Lady B insiste que aquilo não podia ficar assim. Vai atrás do sujeito.
6
Na semana seguinte, chegam as trabalhadoras ao galpão branco, à noitinha, após o horário comercial. Estão trajadas como qualquer atendente de call center, mas vieram ali para treinar. A semana transcorre normalmente e sem surpresas.
Na sexta-feira, dia da luta semanal, chega um furgão ao galpão. Dele desembarcam motorista e segurança. Do interior saem duas moças longilíneas em trajes sumários, loiras e lindas, que faziam o papel de hostess nos dias de luta. Após elas, desembarcam uns adolescentes uniformizados de colégio. Um deles pergunta “onde é a balada”. Outro, mais afoito, passa a mão no cabelo da segunda modelo e a elogia de “muito gata”. As duas eram iscas.

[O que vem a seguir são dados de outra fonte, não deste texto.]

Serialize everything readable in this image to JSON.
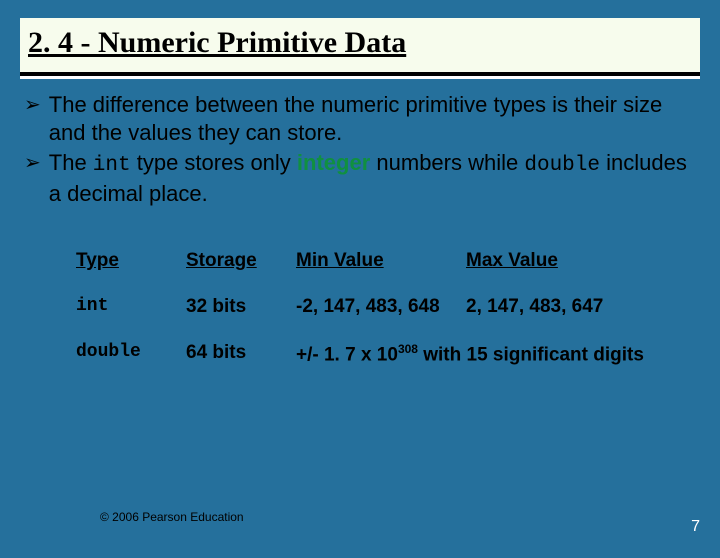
{
  "title": "2. 4 - Numeric Primitive Data",
  "bullets": [
    {
      "pre": "The difference between the numeric primitive types is their size and the values they can store."
    },
    {
      "pre": "The ",
      "code1": "int",
      "mid": " type stores only ",
      "green": "integer",
      "post1": " numbers while ",
      "code2": "double",
      "post2": " includes a decimal place."
    }
  ],
  "table": {
    "headers": [
      "Type",
      "Storage",
      "Min Value",
      "Max Value"
    ],
    "rows": [
      {
        "type": "int",
        "storage": "32 bits",
        "min": "-2, 147, 483, 648",
        "max": "2, 147, 483, 647"
      },
      {
        "type": "double",
        "storage": "64 bits",
        "combined_pre": "+/- 1. 7 x 10",
        "combined_exp": "308",
        "combined_post": " with 15 significant digits"
      }
    ]
  },
  "footer": "© 2006 Pearson Education",
  "page": "7"
}
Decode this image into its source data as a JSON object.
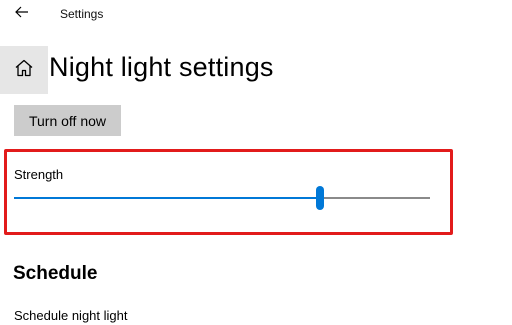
{
  "window": {
    "title": "Settings",
    "back_icon": "arrow-left-icon"
  },
  "header": {
    "home_icon": "home-icon",
    "title": "Night light settings"
  },
  "actions": {
    "turn_off_label": "Turn off now"
  },
  "strength": {
    "label": "Strength",
    "value_fraction": 0.735,
    "accent": "#0078d7",
    "track_color": "#8a8a8a"
  },
  "highlight": {
    "color": "#e21b1b"
  },
  "schedule": {
    "heading": "Schedule",
    "toggle_label": "Schedule night light"
  }
}
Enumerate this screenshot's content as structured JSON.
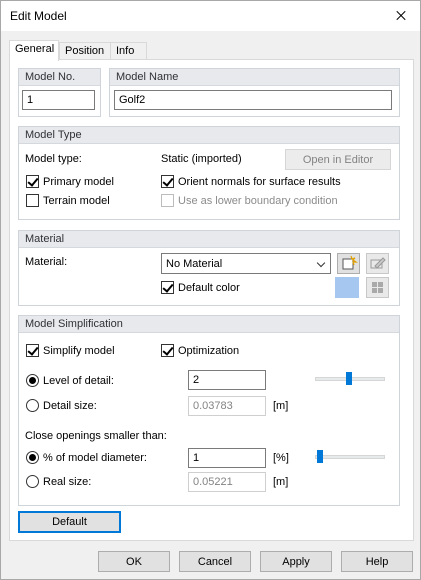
{
  "window": {
    "title": "Edit Model"
  },
  "tabs": [
    {
      "label": "General",
      "active": true
    },
    {
      "label": "Position",
      "active": false
    },
    {
      "label": "Info",
      "active": false
    }
  ],
  "model_no": {
    "header": "Model No.",
    "value": "1"
  },
  "model_name": {
    "header": "Model Name",
    "value": "Golf2"
  },
  "model_type": {
    "header": "Model Type",
    "type_label": "Model type:",
    "type_value": "Static (imported)",
    "open_editor": "Open in Editor",
    "primary_model": {
      "label": "Primary model",
      "checked": true
    },
    "terrain_model": {
      "label": "Terrain model",
      "checked": false
    },
    "orient_normals": {
      "label": "Orient normals for surface results",
      "checked": true
    },
    "lower_boundary": {
      "label": "Use as lower boundary condition",
      "checked": false,
      "enabled": false
    }
  },
  "material": {
    "header": "Material",
    "label": "Material:",
    "selected": "No Material",
    "default_color": {
      "label": "Default color",
      "checked": true
    },
    "swatch_color": "#a6c8f0"
  },
  "simplification": {
    "header": "Model Simplification",
    "simplify": {
      "label": "Simplify model",
      "checked": true
    },
    "optimization": {
      "label": "Optimization",
      "checked": true
    },
    "level_of_detail": {
      "label": "Level of detail:",
      "value": "2",
      "selected": true,
      "slider_fraction": 0.48
    },
    "detail_size": {
      "label": "Detail size:",
      "value": "0.03783",
      "unit": "[m]",
      "selected": false
    },
    "close_openings": "Close openings smaller than:",
    "pct_diameter": {
      "label": "% of model diameter:",
      "value": "1",
      "unit": "[%]",
      "selected": true,
      "slider_fraction": 0.03
    },
    "real_size": {
      "label": "Real size:",
      "value": "0.05221",
      "unit": "[m]",
      "selected": false
    }
  },
  "default_button": "Default",
  "footer": {
    "ok": "OK",
    "cancel": "Cancel",
    "apply": "Apply",
    "help": "Help"
  },
  "colors": {
    "accent": "#0078d7",
    "group_header": "#e7e9ec"
  }
}
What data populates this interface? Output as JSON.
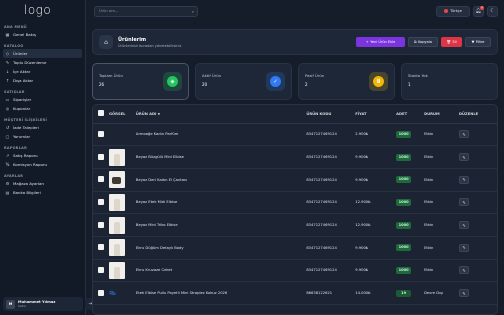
{
  "app": {
    "logo": "logo"
  },
  "sidebar": {
    "sections": [
      {
        "title": "ANA MENÜ",
        "items": [
          {
            "label": "Genel Bakış",
            "icon": "grid-icon",
            "active": false
          }
        ]
      },
      {
        "title": "KATALOG",
        "items": [
          {
            "label": "Ürünler",
            "icon": "tag-icon",
            "active": true
          },
          {
            "label": "Toplu Düzenleme",
            "icon": "edit-icon",
            "active": false
          },
          {
            "label": "İçe Aktar",
            "icon": "import-icon",
            "active": false
          },
          {
            "label": "Dışa Aktar",
            "icon": "export-icon",
            "active": false
          }
        ]
      },
      {
        "title": "SATIŞLAR",
        "items": [
          {
            "label": "Siparişler",
            "icon": "cart-icon",
            "active": false
          },
          {
            "label": "Kuponlar",
            "icon": "ticket-icon",
            "active": false
          }
        ]
      },
      {
        "title": "MÜŞTERİ İLİŞKİLERİ",
        "items": [
          {
            "label": "İade Talepleri",
            "icon": "return-icon",
            "active": false
          },
          {
            "label": "Yorumlar",
            "icon": "comment-icon",
            "active": false
          }
        ]
      },
      {
        "title": "RAPORLAR",
        "items": [
          {
            "label": "Satış Raporu",
            "icon": "chart-icon",
            "active": false
          },
          {
            "label": "Komisyon Raporu",
            "icon": "percent-icon",
            "active": false
          }
        ]
      },
      {
        "title": "AYARLAR",
        "items": [
          {
            "label": "Mağaza Ayarları",
            "icon": "gear-icon",
            "active": false
          },
          {
            "label": "Banka Bilgileri",
            "icon": "bank-icon",
            "active": false
          }
        ]
      }
    ],
    "user": {
      "initials": "M",
      "name": "Muhammet Yılmaz",
      "role": "Satıcı"
    }
  },
  "topbar": {
    "search_placeholder": "Ürün ara...",
    "language": "Türkçe",
    "notification_count": "1"
  },
  "header": {
    "title": "Ürünlerim",
    "subtitle": "Ürünlerinizi buradan yönetebilirsiniz",
    "actions": {
      "add": "Yeni Ürün Ekle",
      "copy": "Kopyala",
      "delete": "Sil",
      "filter": "Filtre"
    }
  },
  "stats": [
    {
      "label": "Toplam Ürün",
      "value": "26",
      "color": "#22c55e"
    },
    {
      "label": "Aktif Ürün",
      "value": "20",
      "color": "#2f7bf5"
    },
    {
      "label": "Pasif Ürün",
      "value": "2",
      "color": "#f2b705"
    },
    {
      "label": "Stokta Yok",
      "value": "1",
      "color": ""
    }
  ],
  "table": {
    "headers": {
      "image": "GÖRSEL",
      "name": "ÜRÜN ADI",
      "code": "ÜRÜN KODU",
      "price": "FİYAT",
      "qty": "ADET",
      "status": "DURUM",
      "edit": "DÜZENLE"
    },
    "rows": [
      {
        "image": "none",
        "name": "Armoağe Kadın Parfüm",
        "code": "8347127469124",
        "price": "2.900₺",
        "qty": "1000",
        "status": "Etkin"
      },
      {
        "image": "dress",
        "name": "Beyaz Büzgülü Mini Elbise",
        "code": "8347127469124",
        "price": "9.900₺",
        "qty": "1000",
        "status": "Etkin"
      },
      {
        "image": "bag",
        "name": "Beyaz Deri Kadın El Çantası",
        "code": "8347127469124",
        "price": "9.900₺",
        "qty": "1000",
        "status": "Etkin"
      },
      {
        "image": "dress",
        "name": "Beyaz Etek Midi Elbise",
        "code": "8347127469124",
        "price": "12.900₺",
        "qty": "1000",
        "status": "Etkin"
      },
      {
        "image": "dress",
        "name": "Beyaz Mini Triko Elbise",
        "code": "8347127469124",
        "price": "12.900₺",
        "qty": "1000",
        "status": "Etkin"
      },
      {
        "image": "dress",
        "name": "Ekru Düğüm Detaylı Body",
        "code": "8347127469124",
        "price": "9.900₺",
        "qty": "1000",
        "status": "Etkin"
      },
      {
        "image": "dress",
        "name": "Ekru Kruvaze Ceket",
        "code": "8347127469124",
        "price": "9.900₺",
        "qty": "1000",
        "status": "Etkin"
      },
      {
        "image": "shoe",
        "name": "Etek Elbise Pullu Payetli Mini Straplez Kokuz 2026",
        "code": "86638122621",
        "price": "14.000₺",
        "qty": "19",
        "status": "Devre Dışı"
      }
    ]
  }
}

As beldades os conduzem a uma salinha escura cheirando a mofo e com luz mortiça. Os seguranças os obrigam a ficar “só de cueca”, dizem. Os garotos ainda riem, acham graça. Imaginam alguma aventura amorosa dali a pouco, a primeira da vida. Chegam as lutadoras para o aquecimento e pulam corda no tatame. Enquanto o evento não inicia, os garotos permanecem reclusos, vigiados pelos seguranças. As loirinhas não aparecem.
Lady B e Mel Massa não vieram lutar hoje. Ambas foram chamadas à delegacia da mulher para reconhecer o agressor capturado pela polícia. O vídeo da agressão foi exibido à delegada que, indignada, ordenou a prisão do sujeito em flagrante. Emocionada, Lady B abraça Mel Massa. Aos prantos, ambas comemoram a prisão do homem violento.